Based on the history I thought I'd ping this patch (although I'm not sure I spot an unchecked error). Any help appreciated.

In D70759#1839133, @vsk wrote:

Hey @phosek, @delcypher and I noticed that a Swift+ASan test is failing due to llvm-symbolizer crashing like this:

@phosek @vsk

To add more context without gdb attached the error message is Program aborted due to an unhandled Error: ELF note overflows container

vsk added inline comments.Jan 24 2020, 9:46 AM
llvm/lib/DebugInfo/Symbolize/Symbolize.cpp
303

Does Err need to be checked here, after the loop?

From notes_begin:

/// \param Err [out] an error to support fallible iteration, which should
///  be checked after iteration ends.
dblaikie added inline comments.
llvm/lib/DebugInfo/Symbolize/Symbolize.cpp
303

Looks like it to me.

A test case would be good/necessary, though - @lhames - you wouldn't happen to know a good way to produce an object file with this problem, by chance?

dblaikie added inline comments.Jan 24 2020, 11:33 PM
llvm/lib/DebugInfo/Symbolize/Symbolize.cpp
303

Also is there anything to be done about this idiom to make it more robust like other uses of llvm::Error?
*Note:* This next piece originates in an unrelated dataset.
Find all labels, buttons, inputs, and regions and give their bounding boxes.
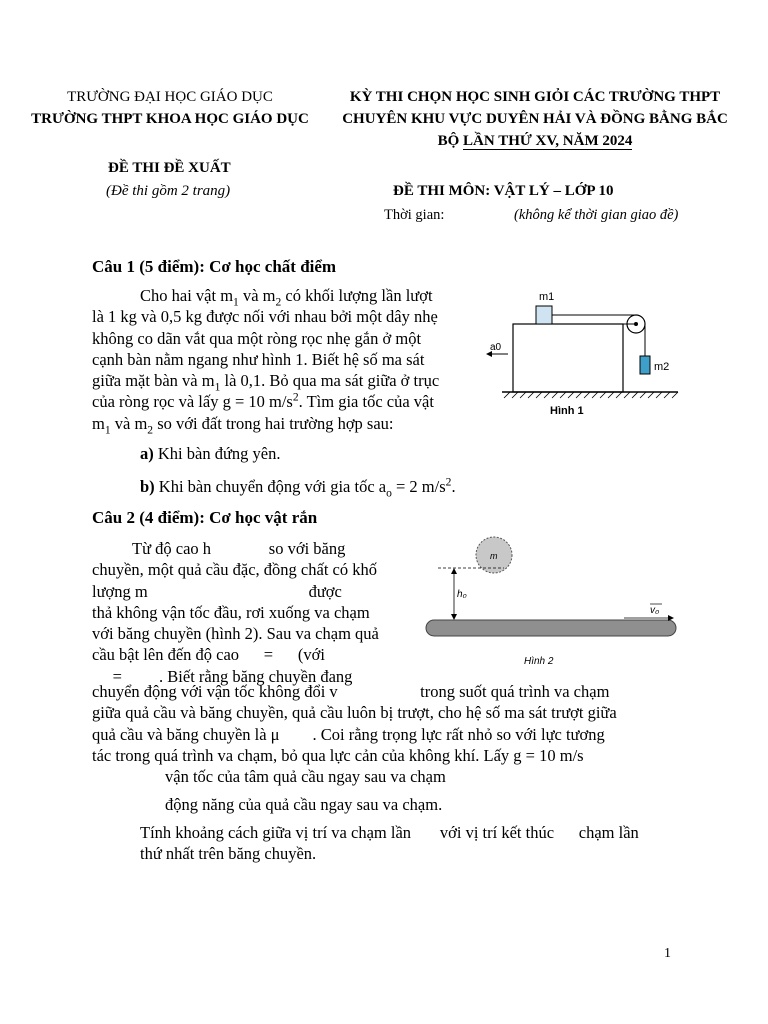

So that this usage would fail even in Success-only executions.

lhames added inline comments.Jan 25 2020, 4:24 PM
llvm/lib/DebugInfo/Symbolize/Symbolize.cpp
303

I think it should already fail if you don't check Err, even on success. The caveat is that you would have to exit the bottom of the loop: If you always leave via that return statement (which you might have if that's what you were testing) then you aren't forced to check the error, because returns from inside the loop body are guaranteed to be safe. Making safe returns not require checking was actually one of the main reasons we developed the fallible iterator wrapper in the first place, if memory serves. :)

dblaikie added inline comments.Jan 25 2020, 7:59 PM
llvm/lib/DebugInfo/Symbolize/Symbolize.cpp
303

That does sound vaguely familiar - though whichever case it was (that we designed it this way intentionally or accidentally) - reckon it might be worth revisiting given how easy it is to write code like this that sort of defeats the "must always check" kind of design of Error?

Hmm - I was going to say that I think I'd be OK saying you can't return early from a fallible iteration - but given range-based-for loops make it hard to add new conditions into your loop to exit early when you've found the thing you want, maybe that's not ideal either. Then I end up back at the functor based iteration schemes, rather than exposing a full iterator/range?

BUt yeah, I guess for this code, a test case that doesn't have a BUILD_ID should suffice... - any ideas if yaml2obj is the right tool for that? Or other ways to construct such objects for testing this sort of thing?

Sorry about the breakage, D73438 should address this issue and also includes a test.